Dalla conferenza stampa di Roma è stato, infatti, lanciato un allarme, sottolineando che i costi sanitari potrebbero diventare 5 miliardi di euro in dieci anni. Il calcolo l’ha fatto il professore Luciano Mutti: “Il sistema italiano di gestione delle politiche sociali rischia il collasso. Ad oggi il costo sociale medio di un paziente oncologico per l’unità di riferimento (paziente e care-giver) è di 41.000 euro ogni anno (se ad esso dovesse aggiungersi il costo di un farmaco di nuova generazione si arriverebbe ad oltre 100.000 euro l’anno). Cifra insostenibile sia per il singolo malato che per la sua famiglia, ma anche per il Sistema Sanitario Nazionale che dovrebbe affrontare una spesa complessiva stimata in 400 milioni di euro annui, a cui si aggiungono le spese per prestazioni previdenziali ed assistenziali: un totale dicirca 5 miliardi per i prossimi dieci anni. Costi che potrebbero essere abbattuti se solo il Sistema Sanitario Nazionale utilizzasse esclusivamente i farmaci per i quali è stata dimostrata la capacità di aumentare la sopravvivenza di un malato oncologico”.

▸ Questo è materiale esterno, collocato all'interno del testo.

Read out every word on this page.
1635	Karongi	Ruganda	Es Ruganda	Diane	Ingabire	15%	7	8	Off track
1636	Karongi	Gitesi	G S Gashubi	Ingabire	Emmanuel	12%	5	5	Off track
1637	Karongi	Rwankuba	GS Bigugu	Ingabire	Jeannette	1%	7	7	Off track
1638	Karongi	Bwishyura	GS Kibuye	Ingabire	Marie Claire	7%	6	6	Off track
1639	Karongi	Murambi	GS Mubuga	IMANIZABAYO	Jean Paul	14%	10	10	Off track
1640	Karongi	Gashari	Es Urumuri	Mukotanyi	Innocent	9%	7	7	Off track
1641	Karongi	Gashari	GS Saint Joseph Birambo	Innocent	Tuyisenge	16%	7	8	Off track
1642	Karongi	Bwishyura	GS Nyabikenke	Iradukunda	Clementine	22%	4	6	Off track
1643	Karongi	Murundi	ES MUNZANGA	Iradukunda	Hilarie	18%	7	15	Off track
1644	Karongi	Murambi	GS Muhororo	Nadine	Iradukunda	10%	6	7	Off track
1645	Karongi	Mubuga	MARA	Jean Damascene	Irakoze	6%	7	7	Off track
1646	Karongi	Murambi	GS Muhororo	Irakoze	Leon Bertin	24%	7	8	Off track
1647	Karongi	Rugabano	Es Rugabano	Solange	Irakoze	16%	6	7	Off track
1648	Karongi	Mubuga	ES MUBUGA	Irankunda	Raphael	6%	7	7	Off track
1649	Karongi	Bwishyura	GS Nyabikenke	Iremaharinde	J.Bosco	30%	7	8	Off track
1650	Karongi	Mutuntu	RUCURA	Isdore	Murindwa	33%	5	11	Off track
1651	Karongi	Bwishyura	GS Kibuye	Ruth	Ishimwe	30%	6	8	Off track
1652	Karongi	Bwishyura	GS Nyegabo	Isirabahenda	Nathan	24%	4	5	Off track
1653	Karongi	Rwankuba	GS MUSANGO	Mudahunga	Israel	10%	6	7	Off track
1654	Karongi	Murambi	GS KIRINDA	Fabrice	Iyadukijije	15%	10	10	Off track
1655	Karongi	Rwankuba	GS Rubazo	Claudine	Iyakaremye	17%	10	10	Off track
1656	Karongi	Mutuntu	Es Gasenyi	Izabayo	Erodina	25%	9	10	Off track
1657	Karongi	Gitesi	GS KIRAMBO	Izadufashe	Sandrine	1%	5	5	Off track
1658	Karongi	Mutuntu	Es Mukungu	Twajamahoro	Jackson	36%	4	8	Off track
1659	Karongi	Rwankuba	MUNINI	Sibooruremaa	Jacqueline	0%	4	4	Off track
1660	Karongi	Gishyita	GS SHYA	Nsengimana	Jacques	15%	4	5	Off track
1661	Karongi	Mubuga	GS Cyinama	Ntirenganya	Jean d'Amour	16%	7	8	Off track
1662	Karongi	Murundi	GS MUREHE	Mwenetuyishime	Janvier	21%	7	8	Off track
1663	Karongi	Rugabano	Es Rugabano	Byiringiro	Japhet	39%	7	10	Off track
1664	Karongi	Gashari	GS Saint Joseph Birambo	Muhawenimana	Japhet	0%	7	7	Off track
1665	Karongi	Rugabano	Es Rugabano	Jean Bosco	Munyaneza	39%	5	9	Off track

Amianto, che fare? Dalla conferenza stampa di Roma è emersa la proposta di affrontare e superare il problema ricorrendo a strumenti tecnico-normativi ed economico-finanziari che consentano, senza distinzione di categoria, la “bonifica definitiva” da amianto. Nel suo intervento il dottor Nicola Forte ha ricordato la proposta di legge per la bonifica che “si fonda sull’utilizzo della leva fiscale per incentivare i numerosi e, attualmente troppo costosi, interventi di bonifica dell’amianto e smaltimento del materiale cancerogeno, attraverso un riconoscimento di un credito di imposta alle imprese e di detrazione per i privati.

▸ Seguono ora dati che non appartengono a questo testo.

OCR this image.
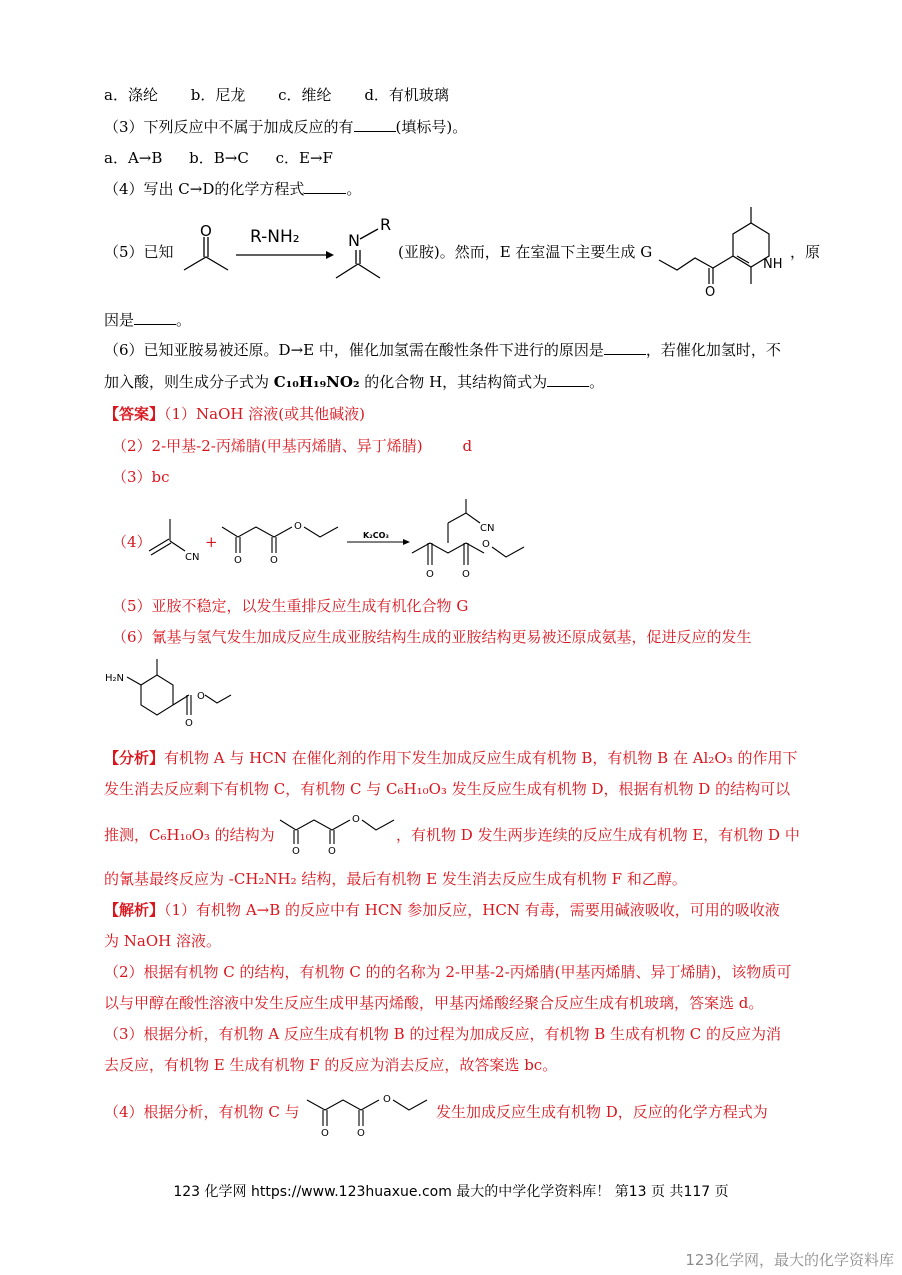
a．涤纶 b．尼龙 c．维纶 d．有机玻璃
（3）下列反应中不属于加成反应的有	(填标号)。
a．A→B b．B→C c．E→F
（4）写出 C→D的化学方程式	。
（5）已知
O R-NH₂
R
N
(亚胺)。然而，E 在室温下主要生成 G
O
NH
，原
因是	。
（6）已知亚胺易被还原。D→E 中，催化加氢需在酸性条件下进行的原因是	，若催化加氢时，不
加入酸，则生成分子式为 C₁₀H₁₉NO₂ 的化合物 H，其结构简式为	。
【答案】（1）NaOH 溶液(或其他碱液)
（2）2-甲基-2-丙烯腈(甲基丙烯腈、异丁烯腈)	d
（3）bc
（4）
CN
+
O	O
O
K₂CO₃
CN
O	O
O
（5）亚胺不稳定，以发生重排反应生成有机化合物 G
（6）氰基与氢气发生加成反应生成亚胺结构生成的亚胺结构更易被还原成氨基，促进反应的发生
H₂N
O
O
【分析】有机物 A 与 HCN 在催化剂的作用下发生加成反应生成有机物 B，有机物 B 在 Al₂O₃ 的作用下
发生消去反应剩下有机物 C，有机物 C 与 C₆H₁₀O₃ 发生反应生成有机物 D，根据有机物 D 的结构可以
推测，C₆H₁₀O₃ 的结构为
O	O
O
，有机物 D 发生两步连续的反应生成有机物 E，有机物 D 中
的氰基最终反应为 -CH₂NH₂ 结构，最后有机物 E 发生消去反应生成有机物 F 和乙醇。
【解析】（1）有机物 A→B 的反应中有 HCN 参加反应，HCN 有毒，需要用碱液吸收，可用的吸收液
为 NaOH 溶液。
（2）根据有机物 C 的结构，有机物 C 的的名称为 2-甲基-2-丙烯腈(甲基丙烯腈、异丁烯腈)，该物质可
以与甲醇在酸性溶液中发生反应生成甲基丙烯酸，甲基丙烯酸经聚合反应生成有机玻璃，答案选 d。
（3）根据分析，有机物 A 反应生成有机物 B 的过程为加成反应，有机物 B 生成有机物 C 的反应为消
去反应，有机物 E 生成有机物 F 的反应为消去反应，故答案选 bc。
（4）根据分析，有机物 C 与
O	O
O
发生加成反应生成有机物 D，反应的化学方程式为
123 化学网 https://www.123huaxue.com 最大的中学化学资料库！ 第13 页 共117 页
123化学网，最大的化学资料库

Anche per i privati il problema amianto è, infatti, “molto sentito” e “nonostante esistano già delle riduzioni, queste non risultano sufficienti rispetto alla gravità del fenomeno”. “L’importo massimo previsto su cui calcolare la detrazione” ha spiegato “sia pure limitatamente al quinquennio 2018-2022, dovrebbe aumentare da 96.000 a 120.000 euro, con una detrazione pari al 75%. Inoltre il contribuente potrà scegliere come utilizzare con maggiore efficacia il beneficio suddividendo la spesa detraibile in un numero variabile di rate da 5 a 10”.

Per quanto riguarda le imprese “è previsto un beneficio maggiore, relativo non solo all’anno in corso, ma valido anche per il futuro, che prevede un credito di imposta pari al 50% delle spese di bonifica con un massimale di spese di 2.000.000 di euro, da suddividere in 3 quote di pari importo”.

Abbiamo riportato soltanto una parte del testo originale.